Iw = I₀ × cos φ₀ = 2 × 0.15 = 0.3 A
Iμ = I₀ × sin φ₀ = 2 × 0.9887 = 1.977 A
R₀ = V₁ / Iw = 230 / 0.3 = 766.67 Ω
X₀ = V₁ / Iμ = 230 / 1.977 = 116.34 Ω
Core loss W₀ = V₁ × Iw = 230 × 0.3 = 69 W
Notice that X₀ is much smaller than R₀, confirming that the magnetizing current is the dominant component of no-load current.
Practical Significance
Understanding the no-load equivalent circuit is essential for:
- Transformer design — selecting core material with low hysteresis and eddy current losses to minimize Iw.
- Efficiency calculation — core losses (obtained from no-load test) remain constant at all loads and directly affect efficiency at light loads.
- Parallel operation — matching excitation characteristics ensures proper load sharing between transformers.
- Energy auditing — distribution transformers remain energized 24/7; high no-load losses mean continuous energy waste even when demand is zero.
- Complete equivalent circuit — the no-load branch is combined with series impedances (from short-circuit test) to form the full transformer equivalent circuit used in power system analysis.
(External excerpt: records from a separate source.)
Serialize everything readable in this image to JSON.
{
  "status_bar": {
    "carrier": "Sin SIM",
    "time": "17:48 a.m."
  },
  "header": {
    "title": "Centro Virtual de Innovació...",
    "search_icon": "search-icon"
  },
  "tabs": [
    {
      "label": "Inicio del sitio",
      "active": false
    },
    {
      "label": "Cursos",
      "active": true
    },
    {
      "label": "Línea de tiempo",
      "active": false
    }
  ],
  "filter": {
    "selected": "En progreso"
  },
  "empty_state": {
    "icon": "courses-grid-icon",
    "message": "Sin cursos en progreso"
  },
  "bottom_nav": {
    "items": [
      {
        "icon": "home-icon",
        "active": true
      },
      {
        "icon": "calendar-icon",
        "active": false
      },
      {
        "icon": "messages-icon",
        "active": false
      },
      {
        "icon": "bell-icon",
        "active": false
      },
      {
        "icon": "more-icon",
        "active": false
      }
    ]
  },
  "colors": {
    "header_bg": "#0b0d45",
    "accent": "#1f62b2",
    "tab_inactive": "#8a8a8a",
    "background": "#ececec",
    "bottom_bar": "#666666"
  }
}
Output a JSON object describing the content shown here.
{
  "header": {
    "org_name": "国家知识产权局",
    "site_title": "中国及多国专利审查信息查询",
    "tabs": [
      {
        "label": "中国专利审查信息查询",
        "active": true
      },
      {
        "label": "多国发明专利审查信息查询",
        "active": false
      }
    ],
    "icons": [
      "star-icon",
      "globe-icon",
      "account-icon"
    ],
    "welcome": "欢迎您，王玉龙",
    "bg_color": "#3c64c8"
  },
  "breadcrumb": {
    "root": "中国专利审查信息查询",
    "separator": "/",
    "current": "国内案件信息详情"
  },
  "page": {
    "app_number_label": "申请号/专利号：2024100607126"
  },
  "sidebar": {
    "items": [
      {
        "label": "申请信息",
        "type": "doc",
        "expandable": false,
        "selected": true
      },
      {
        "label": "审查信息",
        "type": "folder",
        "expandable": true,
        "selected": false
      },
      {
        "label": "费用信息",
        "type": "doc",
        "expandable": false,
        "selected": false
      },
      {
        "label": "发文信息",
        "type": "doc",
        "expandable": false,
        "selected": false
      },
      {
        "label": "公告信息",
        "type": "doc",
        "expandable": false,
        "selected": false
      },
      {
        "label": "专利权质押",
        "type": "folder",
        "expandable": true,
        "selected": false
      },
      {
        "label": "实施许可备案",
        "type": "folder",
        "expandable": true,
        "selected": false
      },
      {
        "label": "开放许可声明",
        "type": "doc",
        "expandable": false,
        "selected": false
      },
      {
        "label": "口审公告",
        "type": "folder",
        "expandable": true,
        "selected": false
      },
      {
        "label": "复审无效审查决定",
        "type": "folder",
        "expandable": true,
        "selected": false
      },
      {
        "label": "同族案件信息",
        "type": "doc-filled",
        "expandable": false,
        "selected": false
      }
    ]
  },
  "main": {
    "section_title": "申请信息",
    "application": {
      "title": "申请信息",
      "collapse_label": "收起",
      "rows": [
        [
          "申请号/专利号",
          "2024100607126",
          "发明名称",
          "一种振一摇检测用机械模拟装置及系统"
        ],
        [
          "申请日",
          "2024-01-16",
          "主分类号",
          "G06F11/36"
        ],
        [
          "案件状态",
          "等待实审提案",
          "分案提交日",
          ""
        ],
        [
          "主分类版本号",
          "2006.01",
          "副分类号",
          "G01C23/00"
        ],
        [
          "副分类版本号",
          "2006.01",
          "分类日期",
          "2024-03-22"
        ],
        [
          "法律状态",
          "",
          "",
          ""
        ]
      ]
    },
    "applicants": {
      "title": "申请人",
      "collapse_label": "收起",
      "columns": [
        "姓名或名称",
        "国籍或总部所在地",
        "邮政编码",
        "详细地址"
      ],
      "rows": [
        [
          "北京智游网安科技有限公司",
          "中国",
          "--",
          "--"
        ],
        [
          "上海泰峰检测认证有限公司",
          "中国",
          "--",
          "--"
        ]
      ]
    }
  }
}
Frequently Asked Questions
1. Why is primary winding impedance neglected in the no-load equivalent circuit?
The no-load current I₀ is only 3–5% of rated current. The voltage drop across primary impedance (I₀Z₁) is therefore negligible compared to the applied voltage V₁, so we assume V₁ ≈ E₁ for simplicity.
2. What losses does the no-load current supply?
The no-load current supplies only the core losses (iron losses) — which include hysteresis loss and eddy current loss. Primary copper loss exists but is negligible due to the very small magnitude of I₀.
3. How are R₀ and X₀ determined experimentally?
They are determined from the open-circuit (no-load) test. Rated voltage is applied to the primary with secondary open. The wattmeter gives core loss (W₀), ammeter gives I₀, and voltmeter gives V₁. From these, cos φ₀, Iw, Iμ, R₀, and X₀ are calculated.
4. Why is the no-load power factor of a transformer very low?
Because the magnetizing component Iμ (reactive) is much larger than the core-loss component Iw (active). The transformer core requires significant reactive current to establish the magnetic flux, while the real power consumed (core loss) is relatively small.
5. Does the no-load equivalent circuit change with loading?
The excitation branch (R₀ and X₀ in parallel) remains the same under loaded conditions. However, when load is connected, the series impedances of primary and secondary windings are added to form the complete equivalent circuit. The no-load branch is simply one part of the full model.